Il chercha à les ramener à la raison : [je n’aime pas les astres qui se cachent][9], fustigea-t-il. Son peuple ne remettait pas en doute l’existence du grand Architecte, mais ils pensaient tirer quelques avantages de la déification du soleil, de la lune et des étoiles. Le père du monothéisme leur fit la démonstration qu’à chaque crépuscule, ils perdaient contact avec leurs dieux qui, des heures durant, étaient incapables d’entendre leurs plaintes et de connaitre leur situation, et, à fortiori, de les surveiller, de les protéger, et, d’une façon ou d’une autre, de leur dispenser un bien ou de les accabler d’un malheur. Dans de pareilles conditions, ces astres couchants ne sont pas dignes de vénération, si tant est qu’ils eussent un pouvoir quelconque !

 

Ses concitoyens ne voulaient rien entendre. Âzar, son propre père, resta attaché à ses dieux éphémères. Le Patriarche passa à la manière forte. Le jour de la grande fête qui se tenait à l’extérieur de la ville, il s’était éclipsé pour s’introduire, loin des regards, dans le temple païen : [Il se glissa là où leurs divinités étaient plantées].[10] Il les détruisit une par une avant de disparaitre. Les soupçons tombèrent bientôt sur ce jeune effronté.

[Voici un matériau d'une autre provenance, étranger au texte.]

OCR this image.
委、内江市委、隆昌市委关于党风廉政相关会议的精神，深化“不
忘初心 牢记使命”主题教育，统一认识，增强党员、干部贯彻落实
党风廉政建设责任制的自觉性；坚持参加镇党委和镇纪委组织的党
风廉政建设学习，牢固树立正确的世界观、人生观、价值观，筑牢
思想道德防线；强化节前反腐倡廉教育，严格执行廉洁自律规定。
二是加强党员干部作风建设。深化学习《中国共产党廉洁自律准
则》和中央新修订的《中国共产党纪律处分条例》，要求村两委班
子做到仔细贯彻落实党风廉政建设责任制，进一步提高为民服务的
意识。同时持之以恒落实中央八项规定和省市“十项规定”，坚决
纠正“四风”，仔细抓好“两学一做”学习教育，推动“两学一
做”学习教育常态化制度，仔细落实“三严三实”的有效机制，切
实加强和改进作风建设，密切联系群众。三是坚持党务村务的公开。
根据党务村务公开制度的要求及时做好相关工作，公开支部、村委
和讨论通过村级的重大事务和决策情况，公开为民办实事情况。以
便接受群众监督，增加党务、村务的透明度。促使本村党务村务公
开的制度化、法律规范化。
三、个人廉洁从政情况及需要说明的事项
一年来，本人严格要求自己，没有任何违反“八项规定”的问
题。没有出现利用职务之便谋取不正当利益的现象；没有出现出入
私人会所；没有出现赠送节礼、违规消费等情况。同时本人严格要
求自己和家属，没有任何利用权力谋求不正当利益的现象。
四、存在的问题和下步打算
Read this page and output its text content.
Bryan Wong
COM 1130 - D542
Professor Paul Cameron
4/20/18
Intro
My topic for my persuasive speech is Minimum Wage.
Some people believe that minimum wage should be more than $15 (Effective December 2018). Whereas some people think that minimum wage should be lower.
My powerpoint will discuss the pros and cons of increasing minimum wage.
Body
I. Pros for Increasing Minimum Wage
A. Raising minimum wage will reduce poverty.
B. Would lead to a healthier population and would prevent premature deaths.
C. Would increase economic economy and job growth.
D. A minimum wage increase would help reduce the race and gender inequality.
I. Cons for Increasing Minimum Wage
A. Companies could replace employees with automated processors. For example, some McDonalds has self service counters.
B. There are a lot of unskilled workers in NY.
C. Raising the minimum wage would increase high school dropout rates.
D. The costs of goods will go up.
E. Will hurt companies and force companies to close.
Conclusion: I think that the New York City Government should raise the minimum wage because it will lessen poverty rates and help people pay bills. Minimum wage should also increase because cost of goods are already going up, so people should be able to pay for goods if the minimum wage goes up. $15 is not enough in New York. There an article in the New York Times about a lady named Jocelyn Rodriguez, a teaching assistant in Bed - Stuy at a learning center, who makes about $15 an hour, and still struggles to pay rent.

On mit la main sur lui, et il fut décidé de le faire périr par les flammes. Un grand feu fut allumé devant une foule en effervescence : [Jetez-le au feu, s’écrièrent les idolâtres, et vengez vos idoles si vous êtes résolus à agir].[11] Il était impossible d’approcher ce bûcher qui dévorait le ciel. On eut donc recours à une catapulte qui fut actionnée par un bourreau. Le garçon invoqua alors : « Allah me suffit, Lui le meilleur des soutiens ! » Une fois dans les airs, il fut interpellé par Gabriel venu à son secours : « Que voudrais-tu à cet instant ?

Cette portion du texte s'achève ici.